What happens if the decision-makers responsible for allocating and assessing the effectiveness of marketing investments notice that one particular type of marketing spend can't deliver the same sort of flexibility, cost-effectiveness, measurement thoroughness, and executional speed as the other types?

You get the idea. The way in which sports sponsorships are administered needs to change.

Getting There Together

Sports organizations, especially small and mid-sized sports organizations, need to evolve if they want to continue to rely on sponsorship revenue as a major driver of their financial health.

This evolution means investing in modern skillsets and tools that allow them to replicate the approaches of media companies. I encourage those who work in sport to explore how modern sports media companies are tailoring their advertising offerings to modern expectations. This Overtime article paints a good picture, as one example.

This does not mean that the specialness of sports sponsorship, in comparison to media advertising, should be ignored. The passion that fans have for a sports property, the ways that brands can be integrated into relevant and engaging experiences among fans, the hospitality and business-related benefits that are included in sponsorships - these are all strengths of sponsorship compared to pure advertising.

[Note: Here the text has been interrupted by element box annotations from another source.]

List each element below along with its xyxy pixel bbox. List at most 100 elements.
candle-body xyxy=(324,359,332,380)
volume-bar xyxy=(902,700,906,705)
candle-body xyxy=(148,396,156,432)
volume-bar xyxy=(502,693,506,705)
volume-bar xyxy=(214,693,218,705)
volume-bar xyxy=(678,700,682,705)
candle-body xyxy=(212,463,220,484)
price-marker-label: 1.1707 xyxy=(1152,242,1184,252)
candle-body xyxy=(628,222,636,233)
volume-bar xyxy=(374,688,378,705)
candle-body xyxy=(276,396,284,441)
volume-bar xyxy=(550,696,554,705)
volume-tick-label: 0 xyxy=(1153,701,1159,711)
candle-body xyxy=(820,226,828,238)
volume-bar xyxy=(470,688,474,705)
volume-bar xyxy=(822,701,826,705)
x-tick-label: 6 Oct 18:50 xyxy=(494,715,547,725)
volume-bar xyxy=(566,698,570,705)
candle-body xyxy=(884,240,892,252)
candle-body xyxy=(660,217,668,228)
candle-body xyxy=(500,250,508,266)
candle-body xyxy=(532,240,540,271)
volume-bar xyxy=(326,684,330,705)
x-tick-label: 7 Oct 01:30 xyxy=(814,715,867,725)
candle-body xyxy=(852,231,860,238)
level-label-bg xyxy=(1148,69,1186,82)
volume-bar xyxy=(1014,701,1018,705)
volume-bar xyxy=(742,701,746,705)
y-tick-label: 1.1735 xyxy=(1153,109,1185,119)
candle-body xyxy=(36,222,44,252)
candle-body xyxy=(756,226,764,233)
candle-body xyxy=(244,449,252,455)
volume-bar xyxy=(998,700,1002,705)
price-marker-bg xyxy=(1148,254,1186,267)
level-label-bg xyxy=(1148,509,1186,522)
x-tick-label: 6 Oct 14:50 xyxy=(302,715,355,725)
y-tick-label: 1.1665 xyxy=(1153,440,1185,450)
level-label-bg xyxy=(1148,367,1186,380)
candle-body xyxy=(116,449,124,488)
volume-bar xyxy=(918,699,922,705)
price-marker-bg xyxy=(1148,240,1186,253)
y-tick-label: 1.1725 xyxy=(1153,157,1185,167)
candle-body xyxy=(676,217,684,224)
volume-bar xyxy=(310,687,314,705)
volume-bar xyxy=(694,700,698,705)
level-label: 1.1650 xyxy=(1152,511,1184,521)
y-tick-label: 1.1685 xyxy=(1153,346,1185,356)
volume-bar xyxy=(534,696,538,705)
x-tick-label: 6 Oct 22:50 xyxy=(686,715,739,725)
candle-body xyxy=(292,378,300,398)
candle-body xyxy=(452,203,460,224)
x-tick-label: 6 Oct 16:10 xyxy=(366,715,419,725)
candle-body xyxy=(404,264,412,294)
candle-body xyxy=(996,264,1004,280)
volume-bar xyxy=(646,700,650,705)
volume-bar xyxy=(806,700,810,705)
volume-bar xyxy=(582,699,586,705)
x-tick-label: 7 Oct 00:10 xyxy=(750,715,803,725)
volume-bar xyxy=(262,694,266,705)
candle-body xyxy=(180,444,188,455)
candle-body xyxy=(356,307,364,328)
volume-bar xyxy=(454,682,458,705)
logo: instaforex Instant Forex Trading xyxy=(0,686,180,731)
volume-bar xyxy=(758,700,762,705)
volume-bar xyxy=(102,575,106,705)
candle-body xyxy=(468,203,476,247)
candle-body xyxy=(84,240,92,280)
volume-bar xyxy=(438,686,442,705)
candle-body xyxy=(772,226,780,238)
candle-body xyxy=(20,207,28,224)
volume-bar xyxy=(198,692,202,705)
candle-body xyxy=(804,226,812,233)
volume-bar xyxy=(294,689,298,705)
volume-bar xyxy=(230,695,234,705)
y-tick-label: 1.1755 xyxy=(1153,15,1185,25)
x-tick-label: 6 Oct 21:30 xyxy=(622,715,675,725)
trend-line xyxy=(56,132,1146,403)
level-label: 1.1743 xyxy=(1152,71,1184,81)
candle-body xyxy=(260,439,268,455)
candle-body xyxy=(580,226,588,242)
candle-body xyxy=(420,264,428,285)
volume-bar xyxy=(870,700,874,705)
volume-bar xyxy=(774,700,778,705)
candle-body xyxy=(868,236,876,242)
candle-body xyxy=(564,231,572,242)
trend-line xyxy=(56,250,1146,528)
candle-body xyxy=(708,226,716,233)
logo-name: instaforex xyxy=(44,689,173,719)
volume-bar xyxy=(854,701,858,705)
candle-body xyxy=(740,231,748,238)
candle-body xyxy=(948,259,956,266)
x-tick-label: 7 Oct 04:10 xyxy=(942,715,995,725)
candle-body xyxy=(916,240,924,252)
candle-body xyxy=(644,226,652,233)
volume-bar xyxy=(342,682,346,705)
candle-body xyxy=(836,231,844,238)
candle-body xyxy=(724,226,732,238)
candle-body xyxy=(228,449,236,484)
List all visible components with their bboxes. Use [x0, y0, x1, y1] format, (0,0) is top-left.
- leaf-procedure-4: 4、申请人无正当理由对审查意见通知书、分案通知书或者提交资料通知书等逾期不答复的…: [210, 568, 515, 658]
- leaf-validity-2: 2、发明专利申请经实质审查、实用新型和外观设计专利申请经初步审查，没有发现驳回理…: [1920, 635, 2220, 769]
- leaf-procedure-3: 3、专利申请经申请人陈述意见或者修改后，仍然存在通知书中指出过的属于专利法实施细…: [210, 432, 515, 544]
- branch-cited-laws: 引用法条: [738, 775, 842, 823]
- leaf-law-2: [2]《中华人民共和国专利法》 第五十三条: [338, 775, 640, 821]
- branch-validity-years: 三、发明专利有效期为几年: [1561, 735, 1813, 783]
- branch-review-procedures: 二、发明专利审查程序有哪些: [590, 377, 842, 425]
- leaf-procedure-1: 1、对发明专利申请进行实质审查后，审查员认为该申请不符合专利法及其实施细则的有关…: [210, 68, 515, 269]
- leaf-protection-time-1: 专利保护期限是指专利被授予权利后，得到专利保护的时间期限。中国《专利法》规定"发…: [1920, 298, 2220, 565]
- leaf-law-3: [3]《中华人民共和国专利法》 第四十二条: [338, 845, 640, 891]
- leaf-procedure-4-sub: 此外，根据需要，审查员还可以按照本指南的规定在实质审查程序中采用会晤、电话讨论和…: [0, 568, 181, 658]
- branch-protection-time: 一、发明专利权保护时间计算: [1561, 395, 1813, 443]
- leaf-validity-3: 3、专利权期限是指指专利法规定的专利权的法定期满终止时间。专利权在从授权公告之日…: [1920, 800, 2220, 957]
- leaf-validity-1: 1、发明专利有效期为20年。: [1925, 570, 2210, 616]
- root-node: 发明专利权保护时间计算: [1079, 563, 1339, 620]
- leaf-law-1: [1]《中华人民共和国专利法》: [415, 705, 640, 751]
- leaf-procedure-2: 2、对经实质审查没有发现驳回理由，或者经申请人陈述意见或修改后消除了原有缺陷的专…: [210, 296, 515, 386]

By addressing a weakness - elevating the way that sponsorship assets are delivered and tracked - sports organizations do not take away from these strengths.

In getting from the current state to a more modern level of sophistication in revenue generation from brands, small and medium-sized sports organizations should consider the benefits of collaboration. The investment requirements in technology are substantial, and the value that scaled benefits, across multiple properties, can bring to prospective partners will do much more to legitimize sports sponsorship from an advertiser's perspective. For two decades, programmatic advertising has managed to harness the collective value of many publishers/media platforms in order to deliver scale to advertisers - the same can be done for sports sponsorship!